Sportler wollen gemeinhin nichts mit politischen Auseinandersetzungen zu schaffen haben. Was für die große Politik gilt, das trifft auch auf die Lokalpolitik zu. Um sich aus dem Streit über den tatsächlichen Ursprung der Donau herauszuhalten, hat sich der Lauftreff Pfohren für seinen 3145 Kilometer langen Donaulauf von der Quelle bis zur Mündung ins Schwarze Meer entschieden, an drei Stellen die Startflagge fallen zu lassen: am Ursprung der Brigach, am Ursprung der Breg und – natürlich – an der Donauquelle beim Donaueschinger Fürstenschloss.

Thomas Schneider (links) mit dem Fläschchen Donauquellwasser, das ihm Johannes Fischer mit auf den Weg gab.
Thomas Schneider (links) mit dem Fläschchen Donauquellwasser, das ihm Johannes Fischer mit auf den Weg gab. | Bild: Niederberger, Holger

OB-Stellvertreter Johannes Fischer schickte vor zahlreichen Freunden und Bekannten „an der wahren Donauquelle“ Andrea Schneider auf ihre erste Etappe, die sie bis zur Neudinger Brücke führte. Dort übernahm dann Peter Adis. Um 21 Uhr stand für die Donaueschingerin dann noch eine Radetappe auf dem Programm, ehe sie sich am Samstag, um 6.15 Uhr, wieder auf die Laufpiste machte. Die Etappen sind zwischen neun und 15 Kilometer lang, wobei die Männer auch „Doppeletappen zurücklegen dürfen“, wie Andrea Schneider lächelnd sagte.

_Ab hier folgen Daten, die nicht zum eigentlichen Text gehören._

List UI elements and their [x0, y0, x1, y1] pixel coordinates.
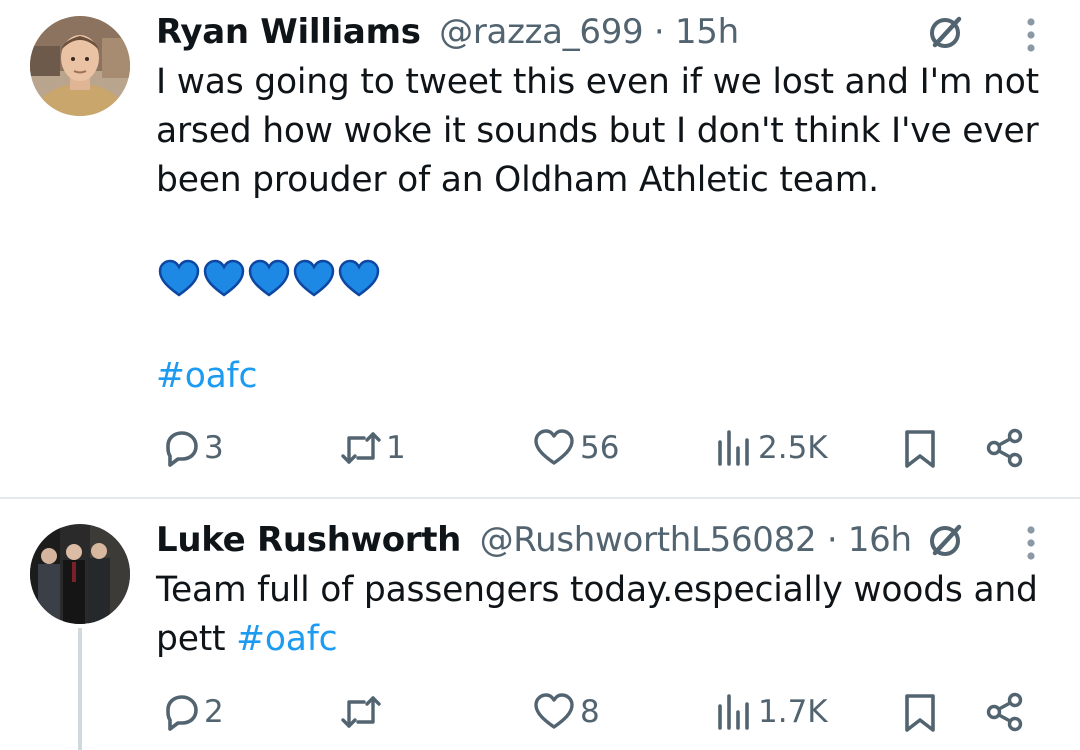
grok-icon[interactable] [926, 12, 966, 52]
like-count: 8 [580, 694, 600, 730]
retweet-icon [341, 432, 381, 464]
tweet-ryan-williams[interactable]: Ryan Williams @razza_699 · 15h I was goi… [0, 0, 1080, 498]
bookmark-icon [905, 430, 935, 468]
reply-icon [166, 695, 198, 731]
tweet-text-line: Team full of passengers today.especially… [156, 570, 1038, 610]
timestamp[interactable]: 15h [675, 12, 739, 52]
share-icon [986, 692, 1023, 732]
tweet-text-line: arsed how woke it sounds but I don't thi… [156, 111, 1039, 151]
tweet-text: I was going to tweet this even if we los… [156, 58, 1056, 205]
like-count: 56 [580, 430, 620, 466]
reply-button[interactable]: 2 [160, 690, 224, 734]
tweet-text-fragment: pett [156, 619, 226, 659]
reply-count: 3 [204, 430, 224, 466]
share-button[interactable] [985, 428, 1025, 472]
emoji-text: 💙💙💙💙💙 [158, 258, 164, 259]
thread-line [78, 628, 82, 750]
share-icon [986, 428, 1023, 468]
tweet-text-line: I was going to tweet this even if we los… [156, 62, 1039, 102]
bookmark-button[interactable] [902, 692, 938, 738]
reply-icon [166, 431, 198, 467]
retweet-button[interactable]: 1 [340, 426, 406, 470]
tweet-luke-rushworth[interactable]: Luke Rushworth @RushworthL56082 · 16h Te… [0, 498, 1080, 750]
heart-icon [534, 693, 574, 729]
heart-icon [534, 429, 574, 465]
retweet-button[interactable] [340, 690, 386, 734]
tweet-text-line: been prouder of an Oldham Athletic team. [156, 160, 879, 200]
share-button[interactable] [985, 692, 1025, 736]
views-button[interactable]: 2.5K [714, 426, 828, 470]
blue-heart-emoji-row: 💙💙💙💙💙 [158, 258, 388, 298]
bookmark-icon [905, 694, 935, 732]
views-count: 1.7K [758, 694, 828, 730]
author-handle[interactable]: @RushworthL56082 [480, 520, 817, 560]
blue-heart-emoji [158, 259, 380, 297]
avatar[interactable] [30, 524, 130, 624]
avatar[interactable] [30, 16, 130, 116]
hashtag-line: #oafc [156, 352, 1056, 401]
separator-dot: · [653, 12, 665, 52]
reply-count: 2 [204, 694, 224, 730]
tweet-header: Luke Rushworth @RushworthL56082 · 16h [156, 520, 912, 560]
tweet-text: Team full of passengers today.especially… [156, 566, 1056, 664]
retweet-count: 1 [386, 430, 406, 466]
views-count: 2.5K [758, 430, 828, 466]
author-handle[interactable]: @razza_699 [439, 12, 644, 52]
more-vertical-icon[interactable] [1023, 14, 1039, 58]
timestamp[interactable]: 16h [848, 520, 912, 560]
tweet-text-line-with-hashtag: pett #oafc [156, 615, 1056, 664]
hashtag-link[interactable]: #oafc [236, 619, 337, 659]
like-button[interactable]: 8 [532, 690, 600, 734]
author-name[interactable]: Luke Rushworth [156, 520, 461, 560]
views-icon [718, 430, 749, 466]
more-vertical-icon[interactable] [1023, 522, 1039, 566]
like-button[interactable]: 56 [532, 426, 619, 470]
separator-dot: · [826, 520, 838, 560]
reply-button[interactable]: 3 [160, 426, 224, 470]
grok-icon[interactable] [926, 520, 966, 560]
tweet-header: Ryan Williams @razza_699 · 15h [156, 12, 739, 52]
hashtag-link[interactable]: #oafc [156, 356, 257, 396]
retweet-icon [341, 696, 381, 728]
views-icon [718, 694, 749, 730]
author-name[interactable]: Ryan Williams [156, 12, 421, 52]
bookmark-button[interactable] [902, 428, 938, 474]
views-button[interactable]: 1.7K [714, 690, 828, 734]
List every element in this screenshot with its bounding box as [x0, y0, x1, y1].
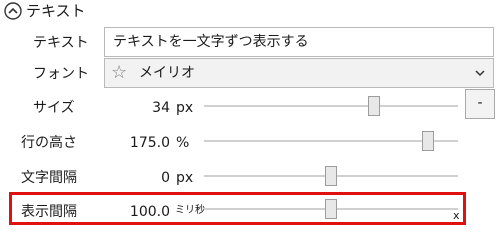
size-slider[interactable] [204, 96, 458, 116]
letter-spacing-unit: px [176, 170, 194, 186]
font-value: メイリオ [139, 65, 195, 81]
text-input[interactable]: テキストを一文字ずつ表示する [104, 27, 494, 57]
slider-track [204, 140, 458, 142]
slider-thumb[interactable] [325, 166, 337, 186]
slider-thumb[interactable] [368, 96, 381, 116]
star-icon: ☆ [111, 62, 128, 83]
size-unit: px [176, 100, 194, 116]
x-mark: x [453, 209, 460, 222]
text-label: テキスト [33, 35, 89, 51]
font-label: フォント [33, 66, 89, 82]
section-title: テキスト [26, 2, 86, 20]
slider-track [204, 105, 458, 107]
letter-spacing-slider[interactable] [204, 166, 458, 186]
chevron-down-icon[interactable] [474, 65, 486, 81]
line-height-slider[interactable] [204, 131, 458, 151]
size-value: 34 [152, 100, 170, 116]
letter-spacing-label: 文字間隔 [21, 170, 77, 186]
minus-button[interactable]: - [465, 89, 495, 119]
font-select[interactable]: ☆ メイリオ [104, 58, 494, 88]
line-height-unit: % [176, 135, 190, 151]
line-height-label: 行の高さ [21, 135, 77, 151]
highlight-box [9, 192, 466, 225]
slider-thumb[interactable] [421, 131, 434, 151]
size-label: サイズ [33, 100, 75, 116]
letter-spacing-value: 0 [161, 170, 170, 186]
line-height-value: 175.0 [129, 135, 170, 151]
chevron-up-icon[interactable] [4, 2, 22, 20]
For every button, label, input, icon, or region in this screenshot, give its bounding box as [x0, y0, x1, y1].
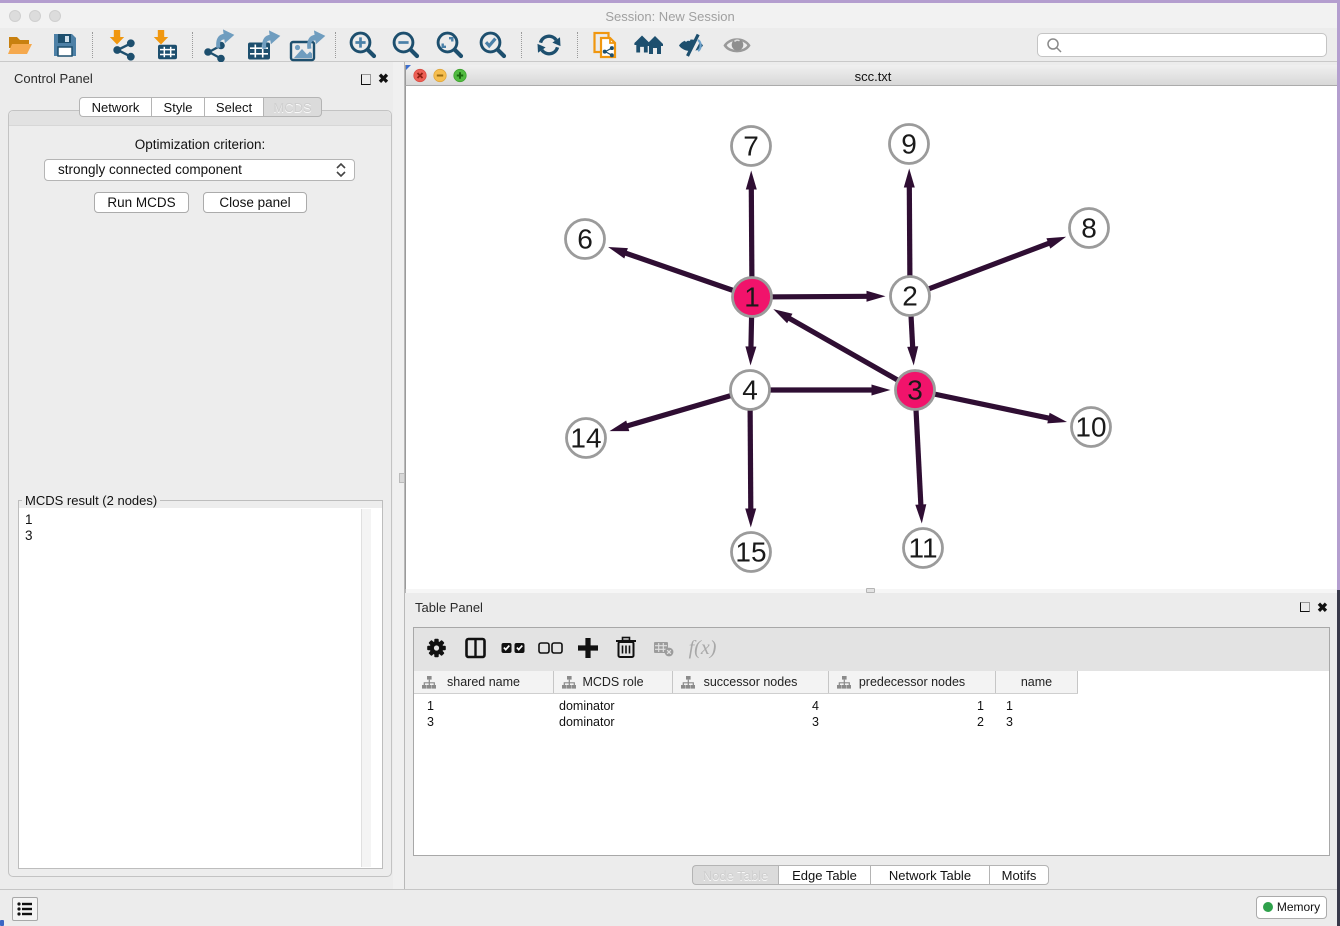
svg-text:1: 1 [744, 282, 760, 313]
svg-text:2: 2 [902, 281, 918, 312]
svg-text:6: 6 [577, 224, 593, 255]
svg-text:3: 3 [907, 375, 923, 406]
svg-text:9: 9 [901, 129, 917, 160]
svg-text:f(x): f(x) [689, 637, 717, 659]
svg-text:8: 8 [1081, 213, 1097, 244]
svg-text:14: 14 [570, 423, 601, 454]
svg-text:7: 7 [743, 131, 759, 162]
svg-text:11: 11 [908, 533, 937, 564]
svg-text:10: 10 [1075, 412, 1106, 443]
svg-text:4: 4 [742, 375, 758, 406]
svg-text:15: 15 [735, 537, 766, 568]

Zahlreiche Freunde und Bekannte verabschieden die Donauläufer an der Donauquelle beim Donaueschinger Fürstenschloss.
Zahlreiche Freunde und Bekannte verabschieden die Donauläufer an der Donauquelle beim Donaueschinger Fürstenschloss. | Bild: Niederberger, Holger

Für ihren Mann, Thomas Schneider, den Vize-Vorsitzenden des Lauftreffs Pfohren, hatte Fischer ein Abschiedsgeschenk: eine kleine Flasche mit Wasser aus der Donauquelle. Wenn er das ins Schwarze Meer leere, müsse das mit einem Foto dokumentiert werden, so sein Auftrag.

Mit großem Hallo werden die Donauläufer begrüßt, die sich von den Ursprüngen von Brigach und Breg auf den Weg nach Donaueschingen gemacht haben.
Mit großem Hallo werden die Donauläufer begrüßt, die sich von den Ursprüngen von Brigach und Breg auf den Weg nach Donaueschingen gemacht haben. | Bild: Niederberger, Holger

Zwei Jahre Planung und Training liegen hinter den Donaulauf-Teilnehmern. Einer davon ist Thomas Lehmann. Laut ihm ist es eine der größten Herausforderungen, die Wechselpunkte nicht zu verfehlen. Doch da jeder Läufer mit einem GPS-Gerät ausgestattet sei, sollte alles klappen. Um müde Knochen und verspannte Rücken kümmert sich das Physiotherapeuten-Ehepaar Suppanz. Wenn alles reibungslos abläuft, dann holen sich die Donauläufer am 19. Juni, exakt um 21.45 Uhr, im Schwarzen Meer nasse Füße. Dann erleben sie dieses Glücksgefühl, das den Schmerz und die Anstrengung vergessen lässt. Ein Sieger steht schon fest: die Herzenssache. Mindestens 15 000 Spenden-Euro werden die Lauftreff-Freunde an die Kinderhilfsaktion überweisen können.